We show that progress is possible and that it is very much needed

Progress in improving global living conditions and in reducing humanity’s impact on the environment are gravely needed. We believe that if the world wants to be serious about achieving progress we have to measure accurately and publish the results in an understandable and public platform. Only then can everyone see the state of the world today, track where we are moving the right direction, and where we are falling behind. To make progress we need accountability. With Our World in Data we want to build the infrastructure that allows everyone in the world to understand global development and to track whether we are achieving the progress we urgently need.

For readers of our publication two perspectives become very clear:

  1. Our world today is neither just nor sustainable. Data on the current state of the world leaves no doubt about it. In some aspects the data suggests that the world is getting worse and in many ways the research makes clear that we can do much better than we currently do.
  2. It is possible to change the world. In many important ways global living conditions have improved. These facts are surprising to many because it is a widespread belief that the world is stagnating or getting worse. We believe that in our fight against current challenges it is important to know that we have been able to make progress up to now and we should use the opportunity to study in detail how it was possible to improve living conditions in the past.

Taken together this means that often we find that both are true at the same time: The world is much better than in the past. And the world is still awful and we know that we can do much better.

This is a very high-level summary of the perspective we offer. You have to look into the data and research of the specific aspect you are interested in to see how the world is changing.

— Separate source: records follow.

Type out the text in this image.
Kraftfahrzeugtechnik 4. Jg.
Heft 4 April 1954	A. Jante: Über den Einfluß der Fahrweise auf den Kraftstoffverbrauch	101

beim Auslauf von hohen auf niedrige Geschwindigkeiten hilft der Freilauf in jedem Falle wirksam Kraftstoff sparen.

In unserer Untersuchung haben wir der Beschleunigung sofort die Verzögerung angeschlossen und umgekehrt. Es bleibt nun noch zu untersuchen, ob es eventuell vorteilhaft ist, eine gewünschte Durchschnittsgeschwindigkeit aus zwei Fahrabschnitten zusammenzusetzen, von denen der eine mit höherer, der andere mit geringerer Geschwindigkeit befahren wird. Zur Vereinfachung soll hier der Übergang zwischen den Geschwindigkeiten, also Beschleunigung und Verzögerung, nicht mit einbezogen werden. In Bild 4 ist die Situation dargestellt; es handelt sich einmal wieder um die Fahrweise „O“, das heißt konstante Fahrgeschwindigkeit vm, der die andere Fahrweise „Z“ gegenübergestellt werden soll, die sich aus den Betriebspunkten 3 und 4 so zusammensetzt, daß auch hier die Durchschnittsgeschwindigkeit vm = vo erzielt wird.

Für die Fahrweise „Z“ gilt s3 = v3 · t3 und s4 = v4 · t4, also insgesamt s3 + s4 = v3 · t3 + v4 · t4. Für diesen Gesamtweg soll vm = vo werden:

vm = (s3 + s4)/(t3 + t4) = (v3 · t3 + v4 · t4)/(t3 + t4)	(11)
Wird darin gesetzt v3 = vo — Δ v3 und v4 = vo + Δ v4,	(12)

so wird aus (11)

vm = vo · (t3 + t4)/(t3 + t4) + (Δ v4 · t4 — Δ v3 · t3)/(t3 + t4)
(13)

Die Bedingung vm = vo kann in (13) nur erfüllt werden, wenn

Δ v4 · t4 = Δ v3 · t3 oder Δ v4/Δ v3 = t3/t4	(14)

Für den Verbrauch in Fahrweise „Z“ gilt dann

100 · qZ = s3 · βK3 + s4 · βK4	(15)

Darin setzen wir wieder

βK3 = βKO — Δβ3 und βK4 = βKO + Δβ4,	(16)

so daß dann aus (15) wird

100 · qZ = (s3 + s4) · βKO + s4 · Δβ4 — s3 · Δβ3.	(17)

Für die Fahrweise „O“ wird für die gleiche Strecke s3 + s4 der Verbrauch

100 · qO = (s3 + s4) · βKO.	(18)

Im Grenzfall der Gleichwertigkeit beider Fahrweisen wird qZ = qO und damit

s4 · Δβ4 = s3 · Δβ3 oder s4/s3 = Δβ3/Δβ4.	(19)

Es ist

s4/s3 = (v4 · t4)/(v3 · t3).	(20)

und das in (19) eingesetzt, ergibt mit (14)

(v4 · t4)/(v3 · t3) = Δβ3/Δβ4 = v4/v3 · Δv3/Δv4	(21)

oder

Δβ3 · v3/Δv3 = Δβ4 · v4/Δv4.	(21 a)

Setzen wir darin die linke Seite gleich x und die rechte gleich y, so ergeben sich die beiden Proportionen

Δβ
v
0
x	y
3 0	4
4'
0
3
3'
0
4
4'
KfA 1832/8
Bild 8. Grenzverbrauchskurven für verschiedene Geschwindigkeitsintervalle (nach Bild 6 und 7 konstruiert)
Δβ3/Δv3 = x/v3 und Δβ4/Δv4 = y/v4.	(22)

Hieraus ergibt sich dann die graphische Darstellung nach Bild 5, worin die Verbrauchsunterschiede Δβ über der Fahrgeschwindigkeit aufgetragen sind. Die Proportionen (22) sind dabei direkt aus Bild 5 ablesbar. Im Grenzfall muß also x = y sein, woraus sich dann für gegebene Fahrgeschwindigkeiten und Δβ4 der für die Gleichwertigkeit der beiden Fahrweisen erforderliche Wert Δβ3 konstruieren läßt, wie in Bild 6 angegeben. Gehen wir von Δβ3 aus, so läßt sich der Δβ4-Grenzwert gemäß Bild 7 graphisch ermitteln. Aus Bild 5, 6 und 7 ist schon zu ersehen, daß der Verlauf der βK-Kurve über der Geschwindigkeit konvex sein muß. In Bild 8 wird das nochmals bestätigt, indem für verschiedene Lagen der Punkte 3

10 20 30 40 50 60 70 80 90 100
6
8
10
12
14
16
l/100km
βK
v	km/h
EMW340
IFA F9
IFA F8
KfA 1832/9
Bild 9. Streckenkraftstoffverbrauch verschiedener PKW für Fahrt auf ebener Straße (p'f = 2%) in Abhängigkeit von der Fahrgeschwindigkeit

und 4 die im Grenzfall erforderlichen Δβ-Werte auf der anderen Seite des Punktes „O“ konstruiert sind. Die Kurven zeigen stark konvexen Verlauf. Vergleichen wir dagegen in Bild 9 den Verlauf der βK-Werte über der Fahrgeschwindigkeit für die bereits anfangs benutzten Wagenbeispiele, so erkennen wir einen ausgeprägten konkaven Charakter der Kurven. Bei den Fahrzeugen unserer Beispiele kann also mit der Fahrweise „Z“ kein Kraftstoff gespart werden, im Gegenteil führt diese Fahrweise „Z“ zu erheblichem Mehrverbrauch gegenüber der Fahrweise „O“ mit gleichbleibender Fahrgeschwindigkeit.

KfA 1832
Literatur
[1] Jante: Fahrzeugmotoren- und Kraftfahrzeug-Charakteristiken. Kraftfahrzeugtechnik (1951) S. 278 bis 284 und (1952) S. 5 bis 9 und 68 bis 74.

Comprehensive perspective on global living conditions and the earth’s environment

We take a broad perspective, covering an extensive range of aspects that matter for our lives. Measuring economic growth is not enough. The entries on Our World in Data are dedicated to long-run global changes in health, population growth, education, culture, violence, political power and human rights, war and peace, material prosperity and poverty, technology, food and hunger, and humanity's impact on the environment. Covering all of these aspects in one resource makes it possible to understand how long-run global trends are interlinked.

Our world in data shows you both the challenges we face today and the progress that has been achieved. We need to know this to understand how we can build a better future.

Based at Oxford

Our World in Data and the SDG-Tracker are collaborative efforts between researchers at the University of Oxford, who are the scientific editors of the website content; and the non-profit organization Global Change Data Lab, who publishes and maintains the website and the data tools that make our work possible. At the University of Oxford we are based at the Oxford Martin Programme on Global Development and the Leverhulme Center for Demographic Science at Nuffield College.

A public good: All is free to use for everyone

The online publication is made available in its entirety as a public good. Visualizations and text are licensed under CC BY and may be freely used for any purpose. The data is available for download. And all code we write is open-sourced under the MIT license and can be found on GitHub. Feel free to make use of anything you find here.